No day is a complete bust if I make the acquaintance of a new word. So it was the other day when I ran across the term for the residents of Beijing – Beijingers.
Can that be? I was skeptical until a colleague whipped out a reference to confirm it. Further checking after deadline turned up Beijingers spread thinly but widely, used by top-tier news organizations around the English-speaking world and on ChinaDaily.com, too.
Still further research turned up Shanghailander, for instance, to refer to a resident of Shanghai. It does suggest an interesting combination of bagpipes and chopsticks, doesn't it? Novocastrians are inhabitants of Newcastle – either Newcastle upon Tyne, in England, or the Australian city of Newcastle, in New South Wales. Both are coal cities, so coals can be carried to Newcastle in either the Northern or Southern Hemisphere.
All these are examples of demonyms, terms to refer to the people of a particular place.
Many demonyms are pretty straightforward. You just have to know whether to add -ian (Bostonian) or, occasionally, the mineralogical-sounding -ite (Seattleite), or just the simple -er (New Yorker) ending. (The surprise of Beijinger, I think, is that it's so much like New Yorker or Londoner.)
Other demonyms, though, seem almost like one-word folktales.
There's Hoosier, to denote a resident of Indiana – and that really is the term. "Indianan" or whatever just won't fly. The people of Oklahoma are Sooners. Connecticut has its complicated stories about Yankee traders so clever they could sell wooden nutmegs. Hence the Nutmeg State and Nutmeggers.
Why are these so much fun? In a homogenized world, colorful demonyms signal distinct identities and a sense of place. But these specialized terms seem to be in danger of disappearing.
A couple of trends may be at work here.
One is that many demonyms are really adjectives in their form, and adjectival forms seem to be under stress. There's a tendency to modify nouns with other nouns rather than adjectives – even when the adjectives are shorter.
Thus one hears or reads references to the "Afghanistan government" instead of the "Afghan government." If the United States were fighting the Mexican War (1846-48) today, it might be called the Mexico War.
The other trend at work is that local identities are under stress in our globalized, mobilized world. Some people are rooted and anchored in communities where they've lived all their lives, but a lot of us aren't. I am a (happily) longtime resident of Boston, but "Bostonian" sounds like a character from a Henry James novel.
And Shanghailander does seem to have originated as a term for British expatriates in Shanghai before the Communist revolution of 1949. My idea about bagpipes was evidently on track. For ordinary residents, dictionaries prefer Shanghainese.

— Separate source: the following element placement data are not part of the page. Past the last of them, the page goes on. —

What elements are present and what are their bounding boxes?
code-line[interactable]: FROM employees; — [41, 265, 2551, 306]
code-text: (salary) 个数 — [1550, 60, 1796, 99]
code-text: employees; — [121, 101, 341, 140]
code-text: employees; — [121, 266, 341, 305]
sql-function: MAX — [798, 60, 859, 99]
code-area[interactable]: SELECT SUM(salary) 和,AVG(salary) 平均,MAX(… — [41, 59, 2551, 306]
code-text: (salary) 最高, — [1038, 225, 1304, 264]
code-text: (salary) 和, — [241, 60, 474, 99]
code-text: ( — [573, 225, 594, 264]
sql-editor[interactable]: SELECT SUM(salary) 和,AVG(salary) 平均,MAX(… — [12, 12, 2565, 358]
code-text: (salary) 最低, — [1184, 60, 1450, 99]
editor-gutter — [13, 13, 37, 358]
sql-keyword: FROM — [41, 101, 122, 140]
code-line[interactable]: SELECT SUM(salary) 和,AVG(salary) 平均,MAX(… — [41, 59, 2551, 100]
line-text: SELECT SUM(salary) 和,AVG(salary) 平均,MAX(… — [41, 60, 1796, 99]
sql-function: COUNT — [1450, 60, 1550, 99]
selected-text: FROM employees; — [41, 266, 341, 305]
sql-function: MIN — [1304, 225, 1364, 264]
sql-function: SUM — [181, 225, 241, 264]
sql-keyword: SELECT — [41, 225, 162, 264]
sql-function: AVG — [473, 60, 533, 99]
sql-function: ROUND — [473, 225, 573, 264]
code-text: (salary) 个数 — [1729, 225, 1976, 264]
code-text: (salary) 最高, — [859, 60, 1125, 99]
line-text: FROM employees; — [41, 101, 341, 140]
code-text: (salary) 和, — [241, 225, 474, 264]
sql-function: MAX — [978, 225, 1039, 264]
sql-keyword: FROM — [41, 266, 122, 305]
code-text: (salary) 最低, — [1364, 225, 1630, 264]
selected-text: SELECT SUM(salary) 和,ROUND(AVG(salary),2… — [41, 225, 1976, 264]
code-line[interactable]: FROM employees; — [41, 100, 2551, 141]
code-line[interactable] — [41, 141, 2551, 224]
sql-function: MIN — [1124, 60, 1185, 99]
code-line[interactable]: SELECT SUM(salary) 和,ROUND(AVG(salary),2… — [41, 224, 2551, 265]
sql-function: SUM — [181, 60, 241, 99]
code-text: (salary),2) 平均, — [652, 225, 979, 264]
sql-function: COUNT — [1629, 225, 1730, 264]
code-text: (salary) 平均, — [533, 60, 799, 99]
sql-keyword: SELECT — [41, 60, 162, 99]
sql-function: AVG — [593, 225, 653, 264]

Several years ago, I saw an exhibition of the paintings of the Bruegels, the Flemish painters whose pictures helped form the general idea of what Europe looked like in the 16th century. One idea I came away with was that they painted all those scenes of village life not because that was the world they lived in, but because that was a world that they saw beginning to disappear. I've since thought of this phenomenon of celebrating not what is common in a place, but what is distinctive, as the Bruegel effect.
The same phenomenon is involved in my own delight in a term like Novocastrian – or even a zinger like Beijinger.